49 Winchester, London Lafayette, October 22 2023

Proficiency is not to be sniffed at. Years of individual and band practice, playing in front of people in increasingly less dirty venues, tweaking the transitions between the numbers and getting heard by the right people all lead to a band headlining their first show on a different continent across an ocean.

49 Winchester opened for Luke Combs on his jaunt around Europe, playing 13 countries and entertaining hundreds of thousands of people. They will – and I don’t know if they were allowed to say this – be back in London at the end of May 2024 playing KOKO, just down the road from the Lafayette. Judging by the packed house where even a sardine would complain of having too little room, they will have no trouble filling the many-levelled venue which in January will see Melanie C celebrate her 50th birthday.
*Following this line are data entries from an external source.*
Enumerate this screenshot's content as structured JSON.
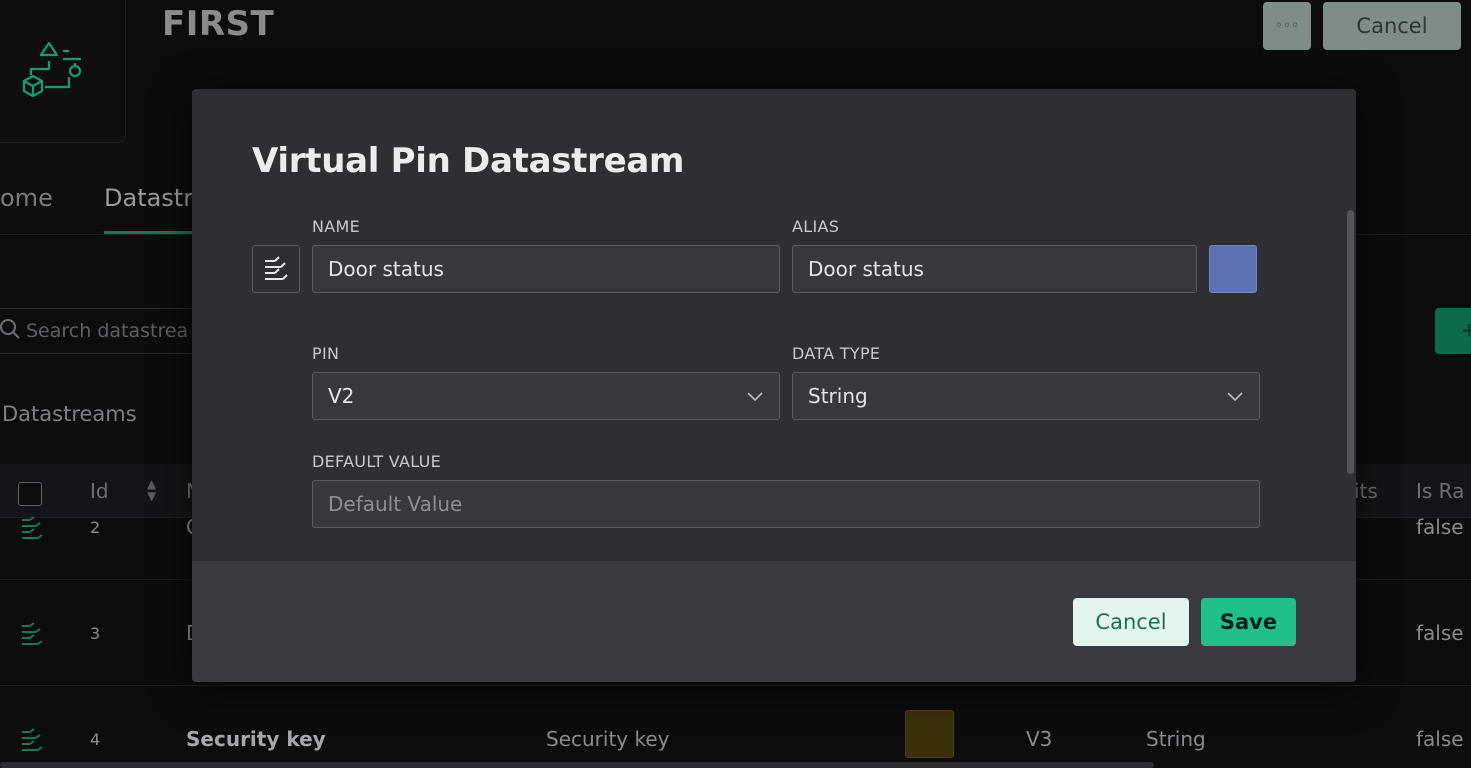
{
  "header": {
    "title": "FIRST",
    "more_label": "◦◦◦",
    "cancel_label": "Cancel"
  },
  "tabs": [
    {
      "label": "ome"
    },
    {
      "label": "Datastr"
    }
  ],
  "search": {
    "placeholder": "Search datastrea"
  },
  "add_label": "+",
  "section_title": "Datastreams",
  "table": {
    "headers": {
      "id": "Id",
      "name": "N",
      "units": "its",
      "is_raw": "Is Ra"
    },
    "rows": [
      {
        "id": "2",
        "name": "C",
        "is_raw": "false"
      },
      {
        "id": "3",
        "name": "D",
        "is_raw": "false"
      },
      {
        "id": "4",
        "name": "Security key",
        "alias": "Security key",
        "color": "#3a310a",
        "pin": "V3",
        "type": "String",
        "is_raw": "false"
      }
    ]
  },
  "modal": {
    "title": "Virtual Pin Datastream",
    "name_label": "NAME",
    "name_value": "Door status",
    "alias_label": "ALIAS",
    "alias_value": "Door status",
    "color": "#5e71b3",
    "pin_label": "PIN",
    "pin_value": "V2",
    "data_type_label": "DATA TYPE",
    "data_type_value": "String",
    "default_label": "DEFAULT VALUE",
    "default_placeholder": "Default Value",
    "cancel_label": "Cancel",
    "save_label": "Save"
  }
}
How many of the fans buying ticket for their current and future show were turned on to them by Luke himself when he posed in a 49 Winchester shirt? Isaac Gibson returned the favour in London by wearing a Luke Combs t-shirt. The big numbers were dispatched with panache, including Russell County Line, Damn Darlin’ and the title track to their brilliant album Fortune Favors the Bold.

From their third album III, which came out deep in the pandemic, came Chemistry, Everlasting Lover, Hays Kansas and It’s a Shame. For those fans who saw them supporting Luke earlier in the week, they added the extraordinary All I Need, whose opening riff is the answer to the question: Has Southern rock run out of new riffs?
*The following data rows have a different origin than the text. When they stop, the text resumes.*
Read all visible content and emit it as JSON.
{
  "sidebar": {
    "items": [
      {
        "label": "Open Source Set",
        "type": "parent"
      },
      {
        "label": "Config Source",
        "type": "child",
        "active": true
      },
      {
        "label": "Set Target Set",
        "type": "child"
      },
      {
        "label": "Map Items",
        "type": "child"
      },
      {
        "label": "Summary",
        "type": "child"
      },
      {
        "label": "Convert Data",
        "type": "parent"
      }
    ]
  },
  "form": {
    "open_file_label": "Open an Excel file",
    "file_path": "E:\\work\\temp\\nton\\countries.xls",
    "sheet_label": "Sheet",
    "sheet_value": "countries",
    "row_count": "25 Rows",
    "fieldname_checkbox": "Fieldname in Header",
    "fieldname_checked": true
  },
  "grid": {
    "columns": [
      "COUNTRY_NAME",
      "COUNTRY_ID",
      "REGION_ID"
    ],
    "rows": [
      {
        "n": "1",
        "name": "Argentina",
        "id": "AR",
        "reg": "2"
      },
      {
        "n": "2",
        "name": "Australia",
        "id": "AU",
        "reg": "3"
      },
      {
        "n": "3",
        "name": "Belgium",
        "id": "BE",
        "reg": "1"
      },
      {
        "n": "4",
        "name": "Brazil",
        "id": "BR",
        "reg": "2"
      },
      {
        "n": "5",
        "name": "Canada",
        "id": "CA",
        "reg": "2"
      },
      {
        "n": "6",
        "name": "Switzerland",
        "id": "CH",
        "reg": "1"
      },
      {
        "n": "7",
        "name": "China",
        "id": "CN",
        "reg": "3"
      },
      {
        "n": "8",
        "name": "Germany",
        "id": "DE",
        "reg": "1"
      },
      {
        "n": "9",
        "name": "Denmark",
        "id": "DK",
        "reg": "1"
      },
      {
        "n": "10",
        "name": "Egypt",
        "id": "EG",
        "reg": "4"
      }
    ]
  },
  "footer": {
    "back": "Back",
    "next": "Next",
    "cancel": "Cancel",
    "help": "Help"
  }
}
The band from a small town in Virginia brought the sound of American bars to Kings Cross, and also covered a Waylon Jennings song called I’ve Been a Long Time Leaving (But I’ll Be a Long Time Gone). Their main set ended with the closing track Last Call, before which they played I Think I Should Have Stayed in Tulsa, which will be on their next album.
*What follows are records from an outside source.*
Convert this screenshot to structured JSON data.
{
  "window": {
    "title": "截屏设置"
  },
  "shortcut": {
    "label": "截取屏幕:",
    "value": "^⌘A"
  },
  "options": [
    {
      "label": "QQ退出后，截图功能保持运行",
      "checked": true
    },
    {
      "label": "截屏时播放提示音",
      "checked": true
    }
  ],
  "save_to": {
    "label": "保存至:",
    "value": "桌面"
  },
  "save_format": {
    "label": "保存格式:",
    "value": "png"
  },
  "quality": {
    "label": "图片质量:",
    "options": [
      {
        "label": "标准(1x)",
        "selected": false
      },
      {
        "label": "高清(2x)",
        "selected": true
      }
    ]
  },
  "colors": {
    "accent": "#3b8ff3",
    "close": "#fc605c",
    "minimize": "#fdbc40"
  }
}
As I listened to one finely crafted barroom rock’n’roll song after another, I had two realisations. One: after playing the O2 Arena this week, it must be nice to see the back of the room and the whites of each other’s eyes. And two: once people invented Southern rock, it’s very hard to improve on it, like the solution to a mathematical problem or the Bible. Except you can dance to 49 Winchester.

I would have liked more solos from pedal steel player Noah Patrick, but the crowd got their money’s worth from Bus Shelton’s guitar solos, some of which were put through a slushy wah-wah pedal. To the left of Bus and Isaac, the real star of the show emerged. Tim Hall had perpendicular keyboards set up and sometimes stood up to play his parts, whamming his hand across the keys.

If the whole room hadn’t already been standing up, they would have done so too. This music, and the proficient way in which it is performed, is too good to be heard sitting down.